Reading Terms

Parsing compound terms. Parenthesization drills. Scope of the dot.

8 topics • ~596 words

Reading lambda expressions correctly is a prerequisite for everything that follows. Every lambda term, no matter how complex, has exactly one outermost form: it is a variable, an abstraction, or an application. Learning to see that outermost structure at a glance is the first parsing skill.

Outermost Form

Every lambda term is exactly one of three forms:

  • Variable: a single name like x
  • Abstraction: starts with λ — e.g., λx.x y
  • Application: one term applied to another — e.g., f x

The outermost form is determined by the topmost constructor. In λx.x y, the outermost form is an abstraction (the λ governs the entire expression). The body x y happens to be an application, but that is internal structure.

Parsing Applications

Application is left-associative. When you see a chain of terms without explicit parentheses, group from the left:

  • a b c means (a b) c — apply a to b first, then apply the result to c
  • f x y z means ((f x) y) z

This convention avoids parentheses everywhere. Without it, every application would need explicit grouping.

Parsing with Lambda

The body of a lambda abstraction extends as far right as possible. The dot after the parameter is greedy — it claims everything to its right, unless parentheses say otherwise.

  • λx.x y means λx.(x y) — the body is x y, not just x
  • (λx.x) y means something different — parentheses end the body at x, and y is a separate argument

This convention minimizes parentheses. Without it, you would need to write (λx.(x y)) every time.

Full Parenthesization

Full parenthesization makes all implicit grouping explicit. Apply the two conventions:

  1. Application is left-associative: a b c becomes ((a b) c)
  2. The body of $\lambda$ extends right: λx.M N becomes (λx.(M N))

Examples:

  • f a b $\to$ ((f a) b)
  • λx.x y $\to$ (λx.(x y))
  • a b $\to$ (a b)

Identify Subterms

A subterm of a lambda expression is any well-formed piece of it, including the expression itself. To count subterms, identify every node in the expression's syntax tree.

For example, (λx.x) y has these subterms:

  1. (λx.x) y — the whole expression (an application)
  2. λx.x — the function part (an abstraction)
  3. x — the body of the abstraction (a variable)
  4. y — the argument (a variable)

That is 4 subterms total.

Application vs Abstraction

When an expression contains both λ and application, the outermost form depends on where the λ sits.

  • λx.f x — the λ governs the whole expression. Outermost form: abstraction. The body f x is an application, but that is internal.
  • (λx.x) f — the λ is inside parentheses. Outermost form: application. The abstraction λx.x is applied to f.

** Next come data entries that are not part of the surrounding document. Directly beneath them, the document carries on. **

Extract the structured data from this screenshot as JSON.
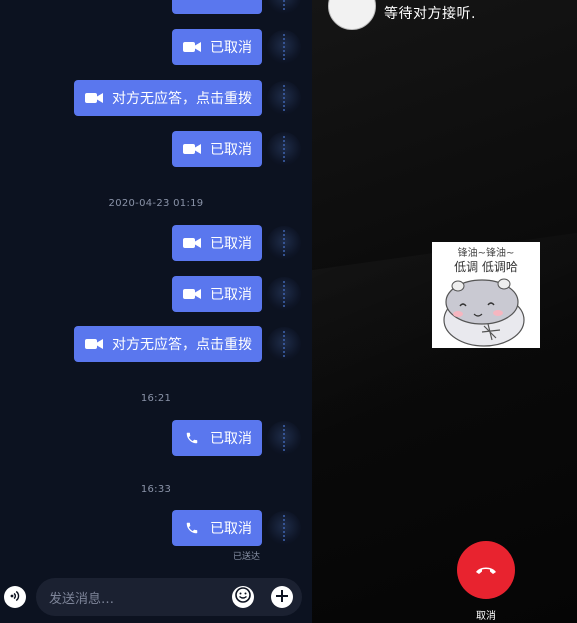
{
  "chat": {
    "messages": [
      {
        "icon": "video-camera-icon",
        "text": "已取消"
      },
      {
        "icon": "video-camera-icon",
        "text": "对方无应答，点击重拨"
      },
      {
        "icon": "video-camera-icon",
        "text": "已取消"
      },
      {
        "icon": "video-camera-icon",
        "text": "已取消"
      },
      {
        "icon": "video-camera-icon",
        "text": "已取消"
      },
      {
        "icon": "video-camera-icon",
        "text": "对方无应答，点击重拨"
      },
      {
        "icon": "phone-icon",
        "text": "已取消"
      },
      {
        "icon": "phone-icon",
        "text": "已取消"
      }
    ],
    "timestamps": [
      "2020-04-23 01:19",
      "16:21",
      "16:33"
    ],
    "delivered_status": "已送达",
    "input": {
      "placeholder": "发送消息…"
    }
  },
  "call": {
    "status": "等待对方接听.",
    "sticker": {
      "line1": "锋油~锋油~",
      "line2": "低调 低调哈"
    },
    "hangup_label": "取消"
  },
  "colors": {
    "chat_bg": "#0c1220",
    "bubble": "#5a77ee",
    "hangup": "#e8232f",
    "call_bg": "#0b0b0b"
  }
}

The key question: does the λ at the front govern the entire expression, or is it contained inside a subterm?

Where Does the Body End?

Without parentheses, the body of λ extends to the end of the expression. Parentheses override this — a closing parenthesis ends the body.

Compare:

  • λx.x y — body is x y (extends to the end)
  • (λx.x) y — body is just x (parenthesis ends it)
  • (λx.x) (λy.y) — first body is x, second body is y; the whole expression is an application

Getting this wrong changes the meaning entirely.

Classify Expression

Every lambda term has exactly one outermost form:

  • variable — a single name: x, f, y
  • abstraction — starts with λ that governs the whole expression: λx.M
  • application — one term applied to another: M N

To classify a compound expression, find its outermost constructor. Ignore internal structure — only the top level matters.